Только через несколько минут я позволил себе выдохнуть. Только когда их шаги уже давно стихли. Только когда туман вновь завихрился вокруг, ничем не тревожимый.
– Почти попались.
Мадам Лабелль сцепила пальцы и наклонилась вперед. Кот, наш неожиданный спаситель, потерся о ее ноги, и она ласково его погладила.
– Возможно, было бы лучше попасться.
– О чем вы?
– Мы не знаем, что ждет нас в Шато, капитан Диггори. Было бы неплохо заполучить преимущество в численности…
– Нет. – Я покачал головой, не желая слушать дальше, и направился обратно к своему месту под деревом. – Они убьют Лу.
Теперь, когда опасность миновала, Ансель зарылся поглубже в одеяло.
– Вряд ли Архиепископ это позволит. Она ведь его дочь.
– Но что остальные? – Я вспомнил пугающую усмешку Жана-Люка, вспомнил, как от тайного знания у него заблестели глаза. Рассказал ли он о Лу братству или же предпочел пока сохранить все в секрете, наслаждаясь новообретенной властью? Намереваясь выложить правду, когда это будет для него выгоднее всего? – Если кто-то заподозрит, что она ведьма, колебаться они не будут. Ты можешь ручаться, что они не причинят вреда Лу?
– Но ведь Архиепископ их предупредил, – настаивал Ансель. – Сказал, что, если умрет она, умрем мы все. После такого никто не решится ее тронуть.
– Если только они не узнают правду. – Потирая руки, чтобы согреть, Коко села рядом с ним. Ансель предложил ей половину своего одеяла, и Коко набросила его на плечи. – Если Лу умрет до церемонии, никакой церемонии просто не будет. А значит, и опасности тоже. Угроза королевской семье исчезнет, ведьма будет мертва. Они убьют ее уже просто затем, чтобы избавиться от ее крови.
Мадам Лабелль усмехнулась.
– В самом деле, будто Архиепископ решился бы изобличить подобной правдой самого себя. Ставлю свою красоту – он не сказал им, что она ведьма. Только не после истории с Древними сестрами. Если шассеры поймут, что все это значит, Архиепископ обречен… но это уже неважно. Огюст в любом случае будет вынужден отчитать его.
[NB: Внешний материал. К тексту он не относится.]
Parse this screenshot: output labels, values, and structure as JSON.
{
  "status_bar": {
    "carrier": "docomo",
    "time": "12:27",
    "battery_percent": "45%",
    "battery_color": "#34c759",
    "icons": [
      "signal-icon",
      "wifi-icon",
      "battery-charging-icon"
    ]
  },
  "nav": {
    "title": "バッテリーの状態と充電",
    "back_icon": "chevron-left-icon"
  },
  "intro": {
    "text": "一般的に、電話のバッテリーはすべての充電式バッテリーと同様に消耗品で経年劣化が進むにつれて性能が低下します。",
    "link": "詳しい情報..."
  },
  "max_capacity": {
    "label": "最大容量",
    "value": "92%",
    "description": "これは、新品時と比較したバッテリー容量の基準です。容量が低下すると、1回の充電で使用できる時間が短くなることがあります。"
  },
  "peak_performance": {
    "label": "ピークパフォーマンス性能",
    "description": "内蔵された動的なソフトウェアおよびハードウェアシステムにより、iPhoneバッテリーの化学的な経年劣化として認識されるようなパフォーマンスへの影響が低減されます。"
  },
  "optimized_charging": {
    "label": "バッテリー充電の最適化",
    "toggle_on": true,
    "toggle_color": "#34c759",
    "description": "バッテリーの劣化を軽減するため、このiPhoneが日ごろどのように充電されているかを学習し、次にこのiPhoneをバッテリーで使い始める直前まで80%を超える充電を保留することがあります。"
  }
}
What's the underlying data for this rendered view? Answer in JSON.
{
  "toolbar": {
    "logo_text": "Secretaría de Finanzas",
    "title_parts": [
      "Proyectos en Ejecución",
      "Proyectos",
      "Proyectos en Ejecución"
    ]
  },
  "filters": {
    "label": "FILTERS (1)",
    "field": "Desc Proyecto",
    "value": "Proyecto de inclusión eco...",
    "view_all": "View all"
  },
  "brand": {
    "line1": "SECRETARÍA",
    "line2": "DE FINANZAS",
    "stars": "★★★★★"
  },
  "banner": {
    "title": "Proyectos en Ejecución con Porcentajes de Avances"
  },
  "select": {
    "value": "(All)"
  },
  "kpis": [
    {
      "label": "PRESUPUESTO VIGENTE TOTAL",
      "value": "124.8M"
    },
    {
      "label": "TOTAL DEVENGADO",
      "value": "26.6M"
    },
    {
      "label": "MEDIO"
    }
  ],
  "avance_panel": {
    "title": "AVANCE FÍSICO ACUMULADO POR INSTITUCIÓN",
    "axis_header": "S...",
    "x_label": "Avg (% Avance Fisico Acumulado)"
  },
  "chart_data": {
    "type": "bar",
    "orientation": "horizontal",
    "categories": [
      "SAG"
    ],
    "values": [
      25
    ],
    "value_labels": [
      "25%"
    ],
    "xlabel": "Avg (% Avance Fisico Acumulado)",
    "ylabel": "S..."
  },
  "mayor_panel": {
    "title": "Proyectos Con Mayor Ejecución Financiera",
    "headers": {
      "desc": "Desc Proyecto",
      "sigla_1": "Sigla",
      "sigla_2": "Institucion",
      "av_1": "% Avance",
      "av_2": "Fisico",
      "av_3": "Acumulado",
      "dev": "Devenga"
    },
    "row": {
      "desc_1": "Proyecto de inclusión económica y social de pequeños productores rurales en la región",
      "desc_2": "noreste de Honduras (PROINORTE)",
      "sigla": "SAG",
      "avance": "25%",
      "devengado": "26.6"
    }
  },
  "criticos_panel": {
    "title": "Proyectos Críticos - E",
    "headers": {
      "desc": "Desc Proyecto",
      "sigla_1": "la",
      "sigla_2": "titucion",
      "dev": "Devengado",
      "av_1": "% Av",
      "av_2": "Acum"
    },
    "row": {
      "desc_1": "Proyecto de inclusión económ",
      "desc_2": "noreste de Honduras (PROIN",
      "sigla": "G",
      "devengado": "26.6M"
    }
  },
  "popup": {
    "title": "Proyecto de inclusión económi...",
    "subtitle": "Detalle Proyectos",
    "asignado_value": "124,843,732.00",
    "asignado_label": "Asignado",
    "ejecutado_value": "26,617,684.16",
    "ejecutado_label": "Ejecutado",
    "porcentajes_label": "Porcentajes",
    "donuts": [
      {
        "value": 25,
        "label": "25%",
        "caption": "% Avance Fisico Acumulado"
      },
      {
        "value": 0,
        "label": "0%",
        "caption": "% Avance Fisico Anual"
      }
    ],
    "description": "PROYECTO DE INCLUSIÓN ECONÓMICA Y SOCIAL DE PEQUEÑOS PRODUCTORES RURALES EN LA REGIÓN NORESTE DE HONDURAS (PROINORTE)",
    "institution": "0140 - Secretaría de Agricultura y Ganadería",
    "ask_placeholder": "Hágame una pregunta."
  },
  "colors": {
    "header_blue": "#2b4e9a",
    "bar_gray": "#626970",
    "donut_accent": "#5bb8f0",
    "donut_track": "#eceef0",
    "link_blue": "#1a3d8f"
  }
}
Возможно, потому-то он со своей веселой компанией фанатиков так быстро сбежал в лес. Пытается отсрочить неизбежное.
Я едва ее слышал. Улыбка Жана-Люка тревожила мой разум. Он подобрался близко. Слишком близко.
«Пусть ваши глаза будут остры, а клинки – еще острее».
Нахмурившись, я снова встал и принялся расхаживать туда-сюда. Коснулся каждого ножа на ремне, балисарды на груди.
– Жан-Люк все знает.
– Разве он не твой лучший друг? – Коко тоже нахмурилась. – Неужели он в самом деле убьет твою любимую женщину?
– Да. Нет. – Я покачал головой и потер шею замерзшей рукой. – Я не знаю. Но рисковать не стану.
Мадам Лабелль нетерпеливо вздохнула.
– Не упрямься, дорогой. Без них мы окажемся в очень серьезном меньшинстве. Строго между нами, наверняка мы сумеем увести Лу прежде, чем этот Жан-Люк успеет ее коснуться…
– Нет. – Резким жестом я перебил ее. – Я сказал, что не стану рисковать. Разговор окончен.
Мадам Лабелль сощурилась, но промолчала. Мудро с ее стороны. Наклонившись почесать кота за ухом, она что-то тихо пробормотала себе под нос. Кот застыл, будто в самом деле слушая ее слова, а затем убежал в туман.
По течению
Лу
Я проснулась и почувствовала, как Манон гладит меня по волосам.
– Здравствуй, Луиза.
Я попыталась вырваться, но мое тело даже не дрогнуло. Хуже того, перед глазами все еще плясали звездочки и мир вертелся вокруг. Заставив себя дышать глубже, я посмотрела на золотой лист прямо у себя над головой. Множество таких шелестели на ветру у меня на потолке. Несмотря на открытое окно, в комнате все равно было приятно тепло, а снежинки, залетая в комнату, собирались в серебристый вихрь и кружились в нем.
Когда-то я называла этот вихрь лунной пылью. Моргана подарила его мне однажды на особенно холодный Самайн.
– Осторожней. – Манон приложила к моему лбу прохладную ткань. – Ты еще очень слаба. Моргана сказала, что ты уже несколько дней не ела как следует.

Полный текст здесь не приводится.